Bud still has to see a neurologist and have his blood drawn for genetic and metabolic testing. I have been dreading both, but the blood draw especially. Bud does not like to be touched, or sometimes even looked at, and just a trip for a well visit send him into hysterics. Plus, he is strong! I worried how they would get the sample without hurting him. I hurt when my baby is in pain like that, be it physical or emotional. I had put it off long enough, so this week we finally went to the lab. I called ahead of time to ask what to expect with a child such as mine, and that helped me prepare.
It went better and worse than I imagined. He was so happy in the waiting room, pacing between the door and chair, playing with the water fountain. As soon as we went into the back room and he saw the 3 people looking at us, he freaked. He started shaking his head no over and over and crying and yelling. I explained what was happening and that it would be ok. I had him in a bear hug on my lap and one tech held his arm while the other tried to find a good vein. They could not find a good vein, so they checked the other arm, much to his horror. They decided that arm was worse and went back to the first arm, much to my horror. Bud is fighting and hysterical this entire time. Mom is holding it together for him, but so very sad.
They got the needle and put it in, and he did not seem to flinch or cry any harder. In fact, I do not think he even realized the needle. They could not find a vein, my worst nightmare. The techs, who looked about 12, called in the experienced person on shift, an older woman who reminded me of my Mom. She found the vein first try and was so soothing. The blood came ridiculously slow and they could not fill up the vials. On tech said she thought the vein collapsed. They removed the needle and decided they had to try the other arm. Mom had a little trouble remaining tear-free at this point. The experienced woman stayed and did it this time, thank goodness, and the blood mercifully flowed out at a fast rate. Then it was over. I held him tight and praised him and reassured him. Later at home, I broke down in tears.
I noticed that during this whole ordeal, Bud somewhat stopped struggling. He even got quiet for a few seconds here and there. I know in part he was just tired from all the exertion of fighting and crying, but I think it was also because he adjusted to what was happening, and mostly because they stopped touching him.
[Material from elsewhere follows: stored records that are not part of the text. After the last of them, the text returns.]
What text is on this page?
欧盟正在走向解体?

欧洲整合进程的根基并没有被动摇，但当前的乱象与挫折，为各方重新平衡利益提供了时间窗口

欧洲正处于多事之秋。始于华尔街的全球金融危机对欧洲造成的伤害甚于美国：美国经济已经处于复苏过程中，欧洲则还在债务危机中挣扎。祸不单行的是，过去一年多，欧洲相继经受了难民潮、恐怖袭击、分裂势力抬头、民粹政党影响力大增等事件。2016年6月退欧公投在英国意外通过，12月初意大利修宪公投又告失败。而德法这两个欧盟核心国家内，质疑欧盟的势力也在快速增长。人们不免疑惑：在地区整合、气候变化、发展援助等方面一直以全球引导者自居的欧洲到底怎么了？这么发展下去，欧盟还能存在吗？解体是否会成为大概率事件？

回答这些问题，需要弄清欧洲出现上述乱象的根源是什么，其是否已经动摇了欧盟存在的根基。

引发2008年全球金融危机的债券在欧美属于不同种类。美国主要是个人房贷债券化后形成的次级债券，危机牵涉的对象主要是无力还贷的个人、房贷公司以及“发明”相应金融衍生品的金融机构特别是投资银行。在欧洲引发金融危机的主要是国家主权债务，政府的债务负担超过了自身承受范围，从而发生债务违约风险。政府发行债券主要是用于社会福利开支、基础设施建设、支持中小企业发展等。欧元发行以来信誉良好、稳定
Once the needle was in his arm, the tech let go of his arm. It was just me having him in a bear hug, whispering into his ear, caressing his head (the one form of touching he enjoys). He settled down. When they would touch him again, even just to quickly loosen that elastic thing they tie off at the top of your arm, he would go ballistic. It was the touching, not the needles.
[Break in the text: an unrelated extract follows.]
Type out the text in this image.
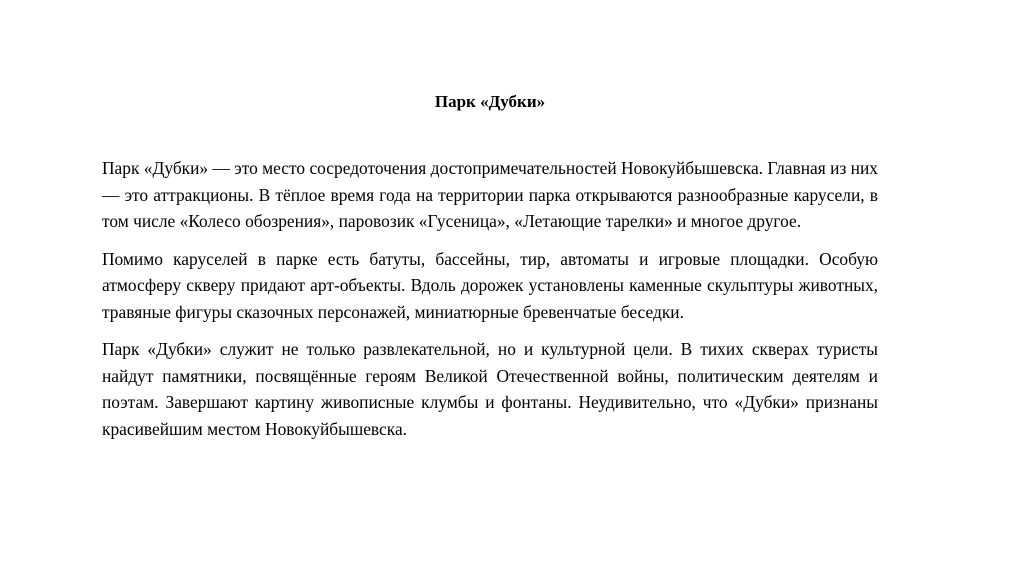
Парк «Дубки»

Парк «Дубки» — это место сосредоточения достопримечательностей Новокуйбышевска. Главная из них — это аттракционы. В тёплое время года на территории парка открываются разнообразные карусели, в том числе «Колесо обозрения», паровозик «Гусеница», «Летающие тарелки» и многое другое.

Помимо каруселей в парке есть батуты, бассейны, тир, автоматы и игровые площадки. Особую атмосферу скверу придают арт-объекты. Вдоль дорожек установлены каменные скульптуры животных, травяные фигуры сказочных персонажей, миниатюрные бревенчатые беседки.

Парк «Дубки» служит не только развлекательной, но и культурной цели. В тихих скверах туристы найдут памятники, посвящённые героям Великой Отечественной войны, политическим деятелям и поэтам. Завершают картину живописные клумбы и фонтаны. Неудивительно, что «Дубки» признаны красивейшим местом Новокуйбышевска.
I was relieved to see that when all was said and done, he was ok. I feared he would be traumatized, be mad at me, something horrible. He was certainly not himself, but he was ok. Once we were in the car and I said we were going home, he visibly relaxed. Back to the familiar. At home, we stayed outside to play with the dog, and he smiled and laughed. Whew. It was certainly not a fun experience, but I know now we can get through things like this and it will be ok. Now, unfortunately, we can to wait weeks for the results. Back to slow torture again, but this type I can handle since it will not hurt Bud. They say what doesn’t kill you makes you stronger. To all the parents on here; we must be freaking Hercules at this point!